I am especially drawn to the challenges of poetry. Translating poetry satisfies on so many different levels. It gives the closet poet in me new possibilities for writing creatively. It lets me inside poets' heads, where I'm happiest, immersed in their sensibilities, their obsessions, their worlds. As a consummate problem solver, I relish the prospect of a puzzle to be taken apart and put back together again.
When I face a text, I begin with what may seem the simplest step. What does it mean in the most literal sense? But "literal" translation isn't necessarily easy. Consider the surrealistic imagery created by the outstanding Argentine poet Juan Gelman. Translating The Poems of Sidney West (in which Gelman invents an English-language poet and "translates" his work into Spanish), I encountered lines like "It began to rain cows."
How to proceed? If you duplicate the experimentation of the original text, readers may see your work as poor translation. There's always the temptation to try to make sense out of something that might not be clear even to the native reader, just to save face.

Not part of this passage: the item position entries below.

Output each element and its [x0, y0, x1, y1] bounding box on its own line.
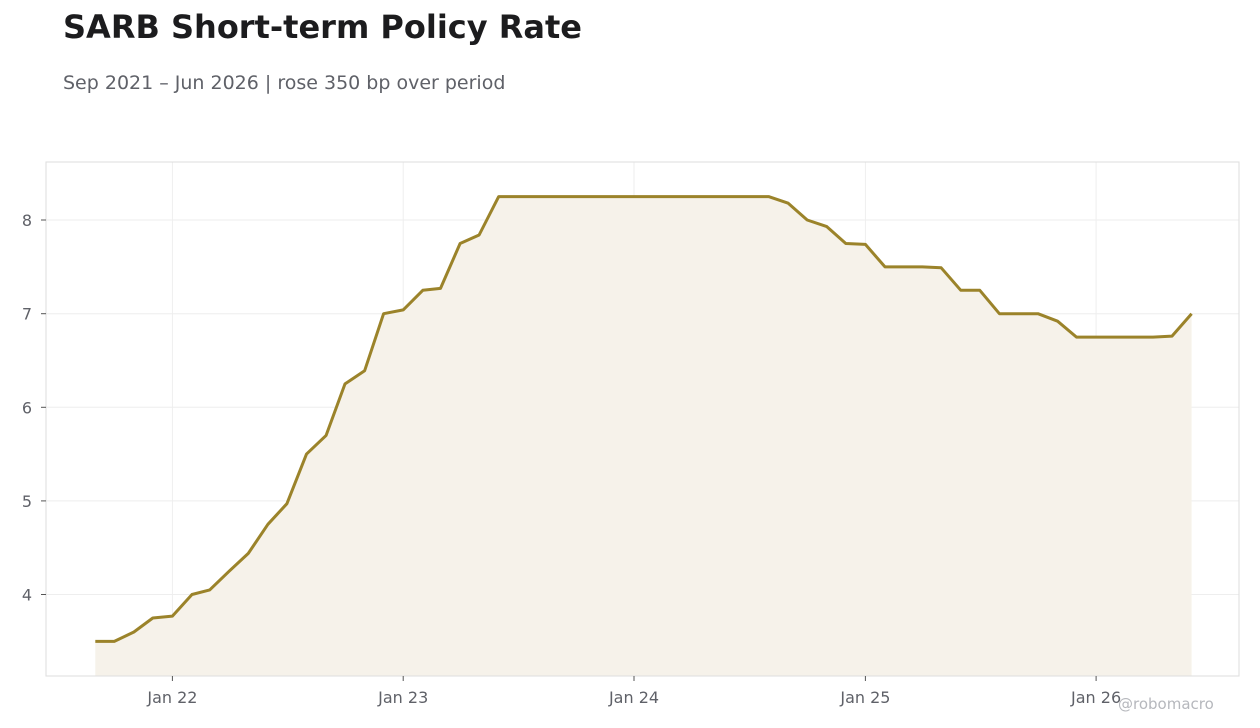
- x-tick-label: Jan 22: [146, 688, 197, 707]
- x-tick-label: Jan 23: [377, 688, 428, 707]
- x-tick-label: Jan 24: [608, 688, 659, 707]
- x-tick-label: Jan 25: [839, 688, 890, 707]
- plot-frame: [45, 161, 1240, 677]
- y-tick-label: 5: [22, 492, 32, 511]
- y-tick-label: 6: [22, 398, 32, 417]
- y-tick-label: 8: [22, 211, 32, 230]
- credit-watermark: @robomacro: [1118, 695, 1214, 713]
- series-line-policy-rate: [95, 195, 1193, 643]
- chart-title: SARB Short-term Policy Rate: [63, 8, 582, 46]
- y-tick-label: 7: [22, 305, 32, 324]
- chart-subtitle: Sep 2021 – Jun 2026 | rose 350 bp over p…: [63, 72, 506, 94]
- x-tick-label: Jan 26: [1070, 688, 1121, 707]
- y-tick-label: 4: [22, 586, 32, 605]
- area-fill: [95, 196, 1192, 676]
- axes: 4 5 6 7 8 Jan 22 Jan 23 Jan 24 Jan 25 Jan 26: [22, 211, 1121, 707]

One poem in Gelman's book has the lines: "not so for the tiny birds [...] that sang and sang / now blind / much blind." The use of "much" is grammatically incorrect, in both Spanish and English. But I chose to keep it. In another verse, "sap sap coli pic david cassidy would say at the feet of his melancholy in springtime oh," I maintained the nonsense-syllable neologisms that begin the original line, when I might have used a phrase better known to the English language reader, like "la-di-da" or "dum-di-dum." Why?
The answer goes far beyond the English reader's comfort level and familiarity with certain terms, or my own reputation as a translator. Gelman's very poetic is based on a defiance of traditional Western modes of expression. Preserving that aesthetic is what matters to me most.

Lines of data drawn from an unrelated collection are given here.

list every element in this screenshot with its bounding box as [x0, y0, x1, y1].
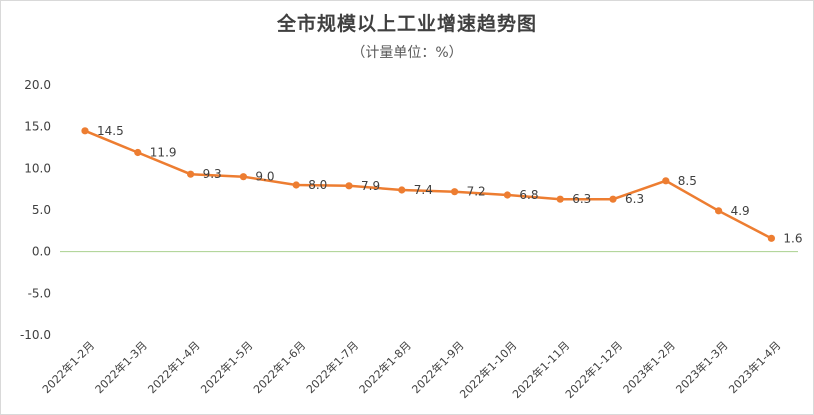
x-tick-label: 2022年1-2月 [39, 338, 97, 396]
data-label: 4.9 [731, 204, 750, 218]
data-label: 6.3 [625, 192, 644, 206]
data-point [662, 177, 670, 185]
data-label: 14.5 [97, 124, 124, 138]
chart-title: 全市规模以上工业增速趋势图 [276, 13, 537, 35]
data-point [715, 207, 723, 215]
x-axis: 2022年1-2月2022年1-3月2022年1-4月2022年1-5月2022… [39, 338, 783, 401]
data-point [767, 234, 776, 242]
data-point [292, 181, 300, 189]
data-point [451, 188, 459, 196]
data-point [134, 148, 142, 157]
data-points [81, 127, 776, 242]
y-tick-label: 5.0 [32, 203, 51, 217]
x-tick-label: 2022年1-7月 [303, 338, 361, 396]
y-tick-label: -5.0 [28, 286, 51, 300]
data-point [398, 186, 406, 194]
x-tick-label: 2022年1-4月 [145, 338, 203, 396]
data-label: 6.3 [572, 192, 591, 206]
y-tick-label: 20.0 [24, 78, 51, 92]
y-axis: 20.0 15.0 10.0 5.0 0.0 -5.0 -10.0 [20, 78, 51, 342]
x-tick-label: 2022年1-5月 [198, 338, 256, 396]
data-label: 6.8 [519, 188, 538, 202]
y-tick-label: 10.0 [24, 161, 51, 175]
x-tick-label: 2022年1-8月 [356, 338, 414, 396]
data-label: 1.6 [783, 231, 802, 245]
x-tick-label: 2022年1-3月 [92, 338, 150, 396]
data-point [345, 182, 353, 190]
x-tick-label: 2022年1-9月 [409, 338, 467, 396]
x-tick-label: 2023年1-2月 [620, 338, 678, 396]
x-tick-label: 2023年1-3月 [673, 338, 731, 396]
data-label: 9.0 [255, 170, 274, 184]
data-label: 7.9 [361, 179, 380, 193]
data-label: 9.3 [203, 167, 222, 181]
data-label: 11.9 [150, 146, 177, 160]
x-tick-label: 2023年1-4月 [726, 338, 784, 396]
series-line [84, 129, 772, 240]
data-point [187, 170, 195, 178]
x-tick-label: 2022年1-6月 [250, 338, 308, 396]
data-label: 7.2 [467, 185, 486, 199]
data-label: 8.5 [678, 174, 697, 188]
data-point [81, 127, 89, 135]
data-point [503, 191, 511, 199]
chart-subtitle: （计量单位：%） [351, 45, 463, 61]
data-label: 7.4 [414, 183, 433, 197]
data-label: 8.0 [308, 178, 327, 192]
data-point [239, 173, 247, 181]
y-tick-label: 0.0 [32, 245, 51, 259]
y-tick-label: 15.0 [24, 120, 51, 134]
data-labels: 14.5 11.9 9.3 9.0 8.0 7.9 7.4 7.2 6.8 6.3 6.3 8.5 4.… [97, 124, 802, 246]
y-tick-label: -10.0 [20, 328, 51, 342]
data-point [609, 195, 617, 203]
data-point [556, 195, 564, 203]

In turn, my choices, seemingly trivial, reflect my primary goals as a translator. At a textual level, I want to ensure that the poem's meaning (explicit or not) is represented faithfully, even if that isn't "standard." More generally, I want to contribute to bringing this kind of rebellious writing, which is often overlooked, to a larger audience.
Translation is made up of these apparently minor yet time-consuming choices that speak to the complexities of poetic expression. Those first texts I translated as a graduate student were only recently published as The Infinite's Ash. The poet who wrote them—and defied me to act on my words—is Víctor Rodríguez-Núñez, now my husband and colleague, as well as my collaborator on many translations, including The Poems of Sidney West.
Experience has helped me wrestle with the difficulties of translation, as have Internet resources like online dictionaries. But the essential task, of capturing meaning—the literal and the literary, verbal sense and linguistic artistry—will always be a challenge. Anything that's meaningful usually is.
Katherine Hedeen is a 2009 National Endowment for the Arts Translation Fellow. Along with Kenyon colleagues Janet McAdams and Víctor Rodríguez-Núñez, she edits Salt Publishing's Earthworks Series of indigenous writing and Latin American poetry in translation.